Banks were among the hardest hit, with Citigroup Inc, Bank of America Corp and JPMorgan Chase & Co losing at least 4.1 percent. Apple Inc and Microsoft Corp sank more than 3.9 percent to drag down technology shares. The Standard & Poor's 500 Index slid 3 percent to 1,913.85 at 4 pm in New York, its third-worst drop this year. It's a sour start to September, historically the worst month of the year, with the equity gauge falling 1.1 percent on average going back to 1927, according to data compiled by Bloomberg. The Dow Jones Industrial Average sank 469.68 points, or 2.8 percent, to 16,058.35. The Nasdaq Composite Index lost 2.9 percent.

"The problem is, as much as China is the catalyst for this, it's also that we're seeing weakness in fundamentals here," said Matt Maley, an equity strategist at Miller Tabak & Co LLC in New York. "A lot of company earnings were hurt by China in the second quarter, and it's only gotten worse.
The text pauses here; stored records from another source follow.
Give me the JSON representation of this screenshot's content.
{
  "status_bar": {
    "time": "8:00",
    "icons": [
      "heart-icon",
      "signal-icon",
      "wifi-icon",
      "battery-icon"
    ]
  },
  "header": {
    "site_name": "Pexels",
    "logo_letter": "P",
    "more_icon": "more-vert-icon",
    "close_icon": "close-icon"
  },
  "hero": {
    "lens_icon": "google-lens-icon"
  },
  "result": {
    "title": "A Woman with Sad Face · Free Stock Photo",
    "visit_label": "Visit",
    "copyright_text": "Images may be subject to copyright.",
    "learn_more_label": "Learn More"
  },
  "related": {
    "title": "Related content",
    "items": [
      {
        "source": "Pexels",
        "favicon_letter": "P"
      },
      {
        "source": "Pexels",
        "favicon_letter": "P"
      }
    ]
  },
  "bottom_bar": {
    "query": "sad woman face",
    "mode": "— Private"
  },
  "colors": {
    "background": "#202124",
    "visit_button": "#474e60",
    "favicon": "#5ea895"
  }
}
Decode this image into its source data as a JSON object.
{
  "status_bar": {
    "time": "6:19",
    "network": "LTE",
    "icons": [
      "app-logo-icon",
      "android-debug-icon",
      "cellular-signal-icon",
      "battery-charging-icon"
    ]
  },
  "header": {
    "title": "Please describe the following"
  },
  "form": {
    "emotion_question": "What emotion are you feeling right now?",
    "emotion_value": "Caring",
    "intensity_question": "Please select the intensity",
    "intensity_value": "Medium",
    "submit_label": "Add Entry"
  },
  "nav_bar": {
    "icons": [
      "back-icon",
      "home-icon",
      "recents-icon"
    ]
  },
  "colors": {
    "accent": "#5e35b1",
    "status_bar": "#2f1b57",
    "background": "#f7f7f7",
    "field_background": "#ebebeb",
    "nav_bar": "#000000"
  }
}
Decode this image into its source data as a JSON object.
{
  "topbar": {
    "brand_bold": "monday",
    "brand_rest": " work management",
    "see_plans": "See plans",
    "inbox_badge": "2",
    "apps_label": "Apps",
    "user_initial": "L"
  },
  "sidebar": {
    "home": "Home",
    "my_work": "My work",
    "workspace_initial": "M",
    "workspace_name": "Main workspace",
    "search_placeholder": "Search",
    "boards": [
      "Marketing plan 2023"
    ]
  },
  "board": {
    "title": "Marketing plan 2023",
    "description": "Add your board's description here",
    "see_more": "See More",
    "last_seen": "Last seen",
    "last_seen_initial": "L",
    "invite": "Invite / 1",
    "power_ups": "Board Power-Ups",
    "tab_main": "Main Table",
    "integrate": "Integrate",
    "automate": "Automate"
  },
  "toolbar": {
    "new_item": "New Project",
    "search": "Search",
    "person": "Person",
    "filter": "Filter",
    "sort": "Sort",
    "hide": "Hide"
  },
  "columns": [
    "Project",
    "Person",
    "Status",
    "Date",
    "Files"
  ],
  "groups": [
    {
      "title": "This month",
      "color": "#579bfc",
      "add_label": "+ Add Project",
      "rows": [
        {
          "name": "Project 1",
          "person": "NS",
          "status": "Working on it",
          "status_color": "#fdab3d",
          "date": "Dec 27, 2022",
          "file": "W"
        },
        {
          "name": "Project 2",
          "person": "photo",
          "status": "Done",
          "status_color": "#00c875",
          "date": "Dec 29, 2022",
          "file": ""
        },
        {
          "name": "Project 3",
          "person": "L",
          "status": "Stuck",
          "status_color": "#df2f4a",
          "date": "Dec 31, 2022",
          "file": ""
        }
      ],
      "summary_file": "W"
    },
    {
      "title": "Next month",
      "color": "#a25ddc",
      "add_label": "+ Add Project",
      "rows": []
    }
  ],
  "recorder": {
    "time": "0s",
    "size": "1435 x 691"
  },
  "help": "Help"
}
People are losing confidence with the whole situation there breaking down, not just in the stock market but in data as well."

"The market is still unsure how much of a correction to make," said Tailan Chi, professor at the University of Kansas School of Business. "The relatively low official PMI (purchasing managers index) figure from China today just made some investors more nervous and triggered another correction to the upward swing that occurred when the market thought that the initial correction in mid-August probably went too far."

"The market is worried about more bad news from China and whether China's leaders can make an effective response of stimulus plus reform," said David Dollar, senior fellow at the Brookings Institution's John L Thornton China Center in Washington.

The Shanghai Composite Index fell by as much as 4.8 percent after manufacturing reports pointed to a deepening Chinese economic slowdown.

Remarks by Fed Vice-Chairman Stanley Fischer last week suggested that the central bank hasn't ruled out raising rates when policymakers gather from Sept 16-17, heightening concerns that the Fed may increase rates even as global growth slows.

Fed Bank of Boston President Eric Rosengren said that uncertainty over inflation and global growth justify a modest pace of rate increases, regardless of when the Fed tightens.

Among the American depositary receipts of Chinese companies trading in the US, Alibaba Group Holding Ltd was down $1.29 to $64.83; Baidu.com Inc was lower by $3.68 to $143.57, and PetroChina Co Ltd fell $5.80 to $77.74.

Paul Welitzkin in New York contributed to this story.